America’s Health Rankings sat down with leaders in the public health space to discuss how access to actionable data helps them to address key health challenges. To hear the rest of our conversations, watch the full video here.
Nancy Krieger, PhD is a Professor of Social Epidemiology at the Harvard University T.H. Chan School of Public Health and an American Cancer Society Clinical Research Professor. Dr. Krieger is an award-winning social epidemiologist, recognized internationally and ranked as a 'highly cited scientist', a distinction given to fewer than 0.5% of all researchers.

How has America’s Health Rankings benefitted your work?
My team and I turn to America’s Health Rankings for our work because the data is well-documented, easy to download and verifiable. With America’s Health Rankings, it’s easy to set up datasets that can compare data, given the indicators listed.
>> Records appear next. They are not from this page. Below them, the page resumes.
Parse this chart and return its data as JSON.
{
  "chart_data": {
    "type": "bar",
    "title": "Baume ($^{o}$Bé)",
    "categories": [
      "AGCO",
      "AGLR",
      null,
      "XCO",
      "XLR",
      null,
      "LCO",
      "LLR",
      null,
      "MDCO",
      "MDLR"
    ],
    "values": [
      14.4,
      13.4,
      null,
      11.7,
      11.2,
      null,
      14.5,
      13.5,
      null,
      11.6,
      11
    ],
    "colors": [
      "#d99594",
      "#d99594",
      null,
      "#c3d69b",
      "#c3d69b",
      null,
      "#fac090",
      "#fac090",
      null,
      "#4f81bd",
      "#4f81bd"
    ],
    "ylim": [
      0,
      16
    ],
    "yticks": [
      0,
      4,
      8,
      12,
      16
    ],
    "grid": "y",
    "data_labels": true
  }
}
Moreover, it has a host of not only health metrics, but also socioeconomic and other useful metrics that are critical to contextualizing health at the state level.
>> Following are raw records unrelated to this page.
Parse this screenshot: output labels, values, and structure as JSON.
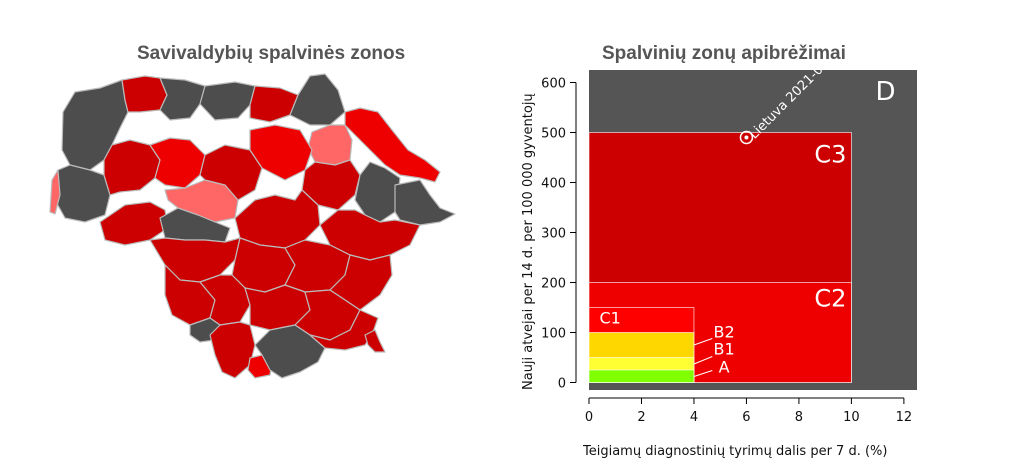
{
  "map": {
    "title": "Savivaldybių spalvinės zonos",
    "colors": {
      "dark": "#4d4d4d",
      "red": "#cc0000",
      "bright_red": "#ee0000",
      "pink": "#ff6666"
    }
  },
  "chart_data": {
    "type": "zones",
    "title": "Spalvinių zonų apibrėžimai",
    "xlabel": "Teigiamų diagnostinių tyrimų dalis per 7 d. (%)",
    "ylabel": "Nauji atvejai per 14 d. per 100 000 gyventojų",
    "xlim": [
      0,
      12.5
    ],
    "ylim": [
      -15,
      625
    ],
    "x_ticks": [
      0,
      2,
      4,
      6,
      8,
      10,
      12
    ],
    "y_ticks": [
      0,
      100,
      200,
      300,
      400,
      500,
      600
    ],
    "zones": [
      {
        "label": "D",
        "x": [
          0,
          12.5
        ],
        "y": [
          0,
          625
        ],
        "color": "#555555"
      },
      {
        "label": "C3",
        "x": [
          0,
          10
        ],
        "y": [
          0,
          500
        ],
        "color": "#cc0000"
      },
      {
        "label": "C2",
        "x": [
          0,
          10
        ],
        "y": [
          0,
          200
        ],
        "color": "#ee0000"
      },
      {
        "label": "C1",
        "x": [
          0,
          4
        ],
        "y": [
          0,
          150
        ],
        "color": "#ff0000"
      },
      {
        "label": "B2",
        "x": [
          0,
          4
        ],
        "y": [
          0,
          100
        ],
        "color": "#ffd700"
      },
      {
        "label": "B1",
        "x": [
          0,
          4
        ],
        "y": [
          0,
          50
        ],
        "color": "#ffff33"
      },
      {
        "label": "A",
        "x": [
          0,
          4
        ],
        "y": [
          0,
          25
        ],
        "color": "#7fff00"
      }
    ],
    "point": {
      "label": "Lietuva 2021-0",
      "x": 6.0,
      "y": 490
    }
  }
}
In my work as a social epidemiologist, I do a lot of analyses that focus predominantly on census tracts as a unit of geography. Having an easy tool to look at and download reasonably curated state-level data is also very important.
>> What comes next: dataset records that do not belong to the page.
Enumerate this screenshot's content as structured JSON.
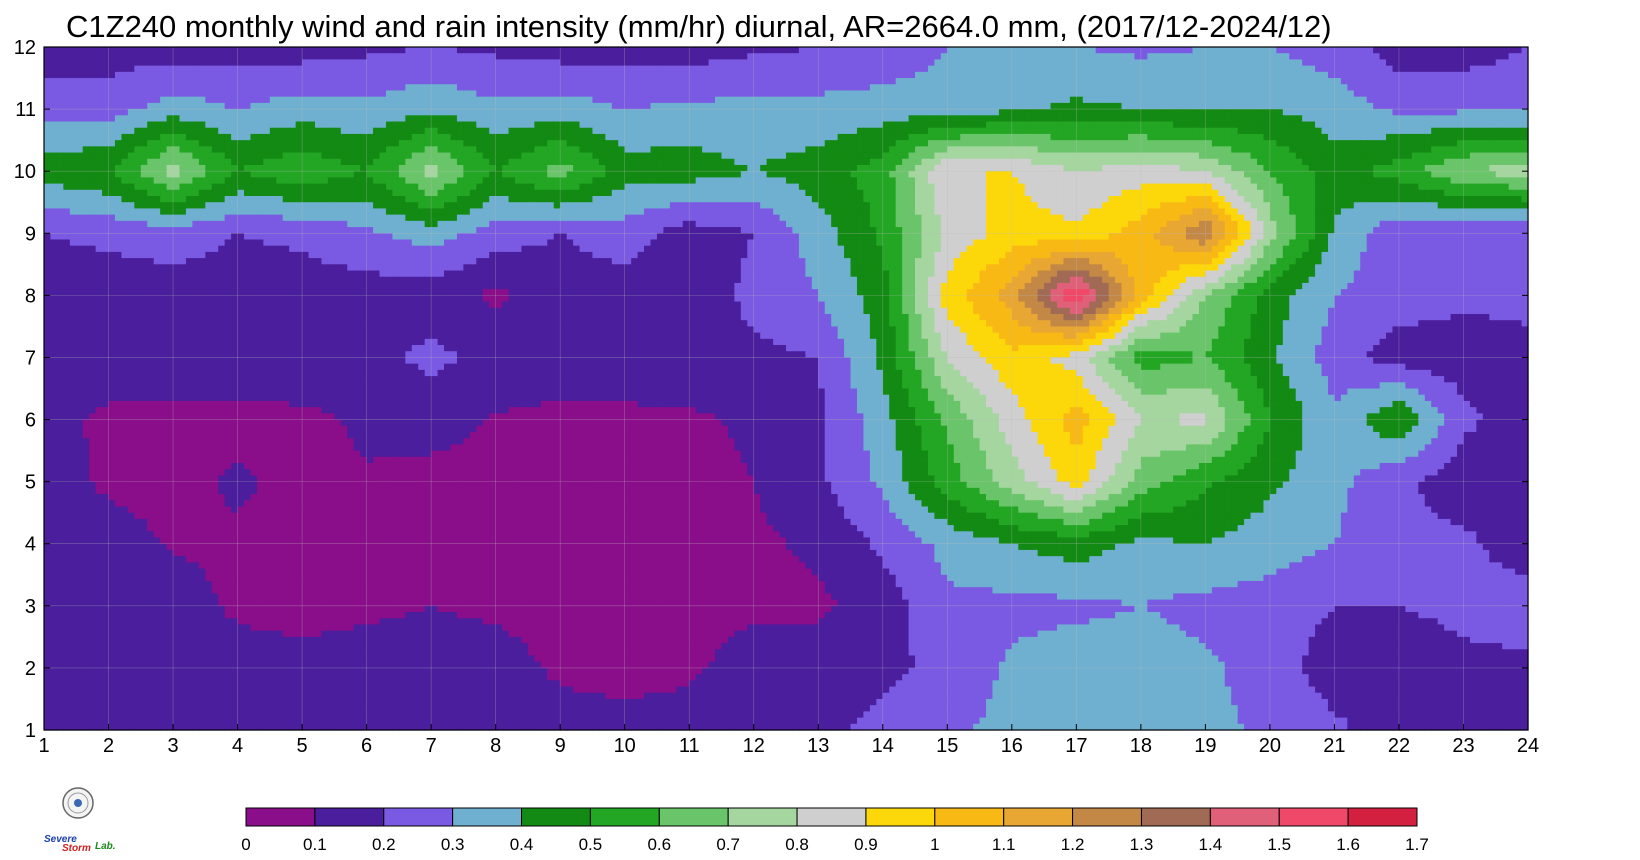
{
  "chart_data": {
    "type": "heatmap",
    "title": "C1Z240 monthly wind and rain intensity (mm/hr) diurnal, AR=2664.0 mm, (2017/12-2024/12)",
    "xlabel": "",
    "ylabel": "",
    "x_ticks": [
      "1",
      "2",
      "3",
      "4",
      "5",
      "6",
      "7",
      "8",
      "9",
      "10",
      "11",
      "12",
      "13",
      "14",
      "15",
      "16",
      "17",
      "18",
      "19",
      "20",
      "21",
      "22",
      "23",
      "24"
    ],
    "y_ticks": [
      "1",
      "2",
      "3",
      "4",
      "5",
      "6",
      "7",
      "8",
      "9",
      "10",
      "11",
      "12"
    ],
    "xlim": [
      1,
      24
    ],
    "ylim": [
      1,
      12
    ],
    "x_hours": [
      1,
      2,
      3,
      4,
      5,
      6,
      7,
      8,
      9,
      10,
      11,
      12,
      13,
      14,
      15,
      16,
      17,
      18,
      19,
      20,
      21,
      22,
      23,
      24
    ],
    "y_months": [
      1,
      2,
      3,
      4,
      5,
      6,
      7,
      8,
      9,
      10,
      11,
      12
    ],
    "values": [
      [
        0.15,
        0.15,
        0.15,
        0.15,
        0.15,
        0.15,
        0.18,
        0.15,
        0.15,
        0.15,
        0.15,
        0.18,
        0.18,
        0.22,
        0.28,
        0.33,
        0.34,
        0.33,
        0.33,
        0.28,
        0.22,
        0.15,
        0.15,
        0.15
      ],
      [
        0.15,
        0.15,
        0.15,
        0.15,
        0.15,
        0.15,
        0.15,
        0.15,
        0.08,
        0.05,
        0.08,
        0.15,
        0.15,
        0.18,
        0.22,
        0.32,
        0.35,
        0.35,
        0.32,
        0.25,
        0.15,
        0.15,
        0.18,
        0.18
      ],
      [
        0.15,
        0.15,
        0.15,
        0.08,
        0.05,
        0.08,
        0.1,
        0.08,
        0.05,
        0.04,
        0.06,
        0.08,
        0.08,
        0.15,
        0.28,
        0.27,
        0.28,
        0.3,
        0.27,
        0.25,
        0.2,
        0.2,
        0.22,
        0.25
      ],
      [
        0.15,
        0.15,
        0.09,
        0.08,
        0.06,
        0.05,
        0.08,
        0.06,
        0.05,
        0.04,
        0.05,
        0.08,
        0.12,
        0.22,
        0.33,
        0.4,
        0.45,
        0.38,
        0.4,
        0.35,
        0.3,
        0.22,
        0.22,
        0.15
      ],
      [
        0.15,
        0.08,
        0.06,
        0.12,
        0.06,
        0.09,
        0.06,
        0.06,
        0.05,
        0.04,
        0.06,
        0.1,
        0.18,
        0.32,
        0.55,
        0.75,
        0.95,
        0.65,
        0.52,
        0.42,
        0.33,
        0.22,
        0.15,
        0.15
      ],
      [
        0.15,
        0.07,
        0.06,
        0.06,
        0.07,
        0.12,
        0.15,
        0.09,
        0.06,
        0.07,
        0.08,
        0.12,
        0.18,
        0.36,
        0.62,
        0.85,
        1.05,
        0.8,
        0.82,
        0.5,
        0.32,
        0.5,
        0.22,
        0.15
      ],
      [
        0.2,
        0.18,
        0.18,
        0.18,
        0.2,
        0.18,
        0.22,
        0.18,
        0.2,
        0.18,
        0.2,
        0.18,
        0.2,
        0.42,
        0.8,
        0.98,
        0.85,
        0.55,
        0.6,
        0.42,
        0.25,
        0.15,
        0.15,
        0.18
      ],
      [
        0.15,
        0.15,
        0.15,
        0.15,
        0.15,
        0.15,
        0.15,
        0.08,
        0.15,
        0.15,
        0.15,
        0.22,
        0.3,
        0.45,
        0.95,
        1.15,
        1.62,
        1.05,
        0.7,
        0.45,
        0.3,
        0.25,
        0.22,
        0.22
      ],
      [
        0.2,
        0.22,
        0.25,
        0.2,
        0.22,
        0.28,
        0.35,
        0.25,
        0.2,
        0.25,
        0.15,
        0.2,
        0.35,
        0.52,
        0.82,
        0.95,
        0.92,
        1.05,
        1.3,
        0.75,
        0.38,
        0.22,
        0.2,
        0.2
      ],
      [
        0.45,
        0.5,
        0.75,
        0.5,
        0.58,
        0.5,
        0.75,
        0.5,
        0.65,
        0.45,
        0.45,
        0.4,
        0.45,
        0.55,
        0.9,
        0.9,
        0.8,
        0.85,
        0.8,
        0.6,
        0.45,
        0.55,
        0.7,
        0.75
      ],
      [
        0.25,
        0.25,
        0.35,
        0.3,
        0.35,
        0.32,
        0.38,
        0.32,
        0.35,
        0.3,
        0.32,
        0.33,
        0.33,
        0.35,
        0.35,
        0.38,
        0.42,
        0.4,
        0.38,
        0.4,
        0.35,
        0.28,
        0.28,
        0.28
      ],
      [
        0.15,
        0.15,
        0.15,
        0.15,
        0.15,
        0.18,
        0.2,
        0.18,
        0.15,
        0.15,
        0.15,
        0.18,
        0.2,
        0.22,
        0.3,
        0.3,
        0.3,
        0.28,
        0.3,
        0.3,
        0.25,
        0.15,
        0.15,
        0.2
      ]
    ],
    "colorbar": {
      "levels": [
        0,
        0.1,
        0.2,
        0.3,
        0.4,
        0.5,
        0.6,
        0.7,
        0.8,
        0.9,
        1,
        1.1,
        1.2,
        1.3,
        1.4,
        1.5,
        1.6,
        1.7
      ],
      "labels": [
        "0",
        "0.1",
        "0.2",
        "0.3",
        "0.4",
        "0.5",
        "0.6",
        "0.7",
        "0.8",
        "0.9",
        "1",
        "1.1",
        "1.2",
        "1.3",
        "1.4",
        "1.5",
        "1.6",
        "1.7"
      ],
      "colors": [
        "#8a0e8a",
        "#4a1e9c",
        "#7a5ae2",
        "#6fb0d0",
        "#138a13",
        "#23a623",
        "#6ac46a",
        "#a5d6a0",
        "#cfcfcf",
        "#fcd80a",
        "#f9b915",
        "#e8a632",
        "#c38845",
        "#a06a55",
        "#e0607a",
        "#f04868",
        "#d42040"
      ]
    },
    "contour_line_color": "#f5a623",
    "grid": true,
    "legend": "bottom (horizontal colorbar)"
  },
  "logo": {
    "line1": "Severe",
    "line2": "Storm",
    "line3": "Lab."
  }
}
Why is it important to have access to reliable public health data like America’s Health Rankings?
One of the key functions of public health is to monitor health trends over time, particularly to see if health inequities are getting better, if they’re getting worse or if they’re stagnating. America’s Health Rankings is a very useful place to find curated state-by-state data and important indicators to quickly compare states.
For people without the formal skills and training in public health, it’s valuable that the data from America’s Health Rankings are accessible. There’s a real responsibility for people who generate data to make clear the theoretical underpinnings of their data so the public can interpret it correctly and not misinterpret it. That’s why the useful compendium of well-curated data at the state level that America’s Health Rankings puts together is so valuable.
How can the state-level data America’s Health Rankings provide benefit public health research and scholarship?
People have different questions to ask, be it about patterns of exposure, healthcare systems, health policy or the social and economic policies that end up having enormous implications for health. Regardless of the question, there are some variables that can only be measured at the state level.
What’s unique about states is their role in governance in the United States, including the allocation of resources and the distribution of power. Therefore, by accessing reliable state-level data, we can understand state-by-state health outcomes as not just a piece of geography, but a piece of the social fabric.
Note: This interview has been edited for clarity and brevity.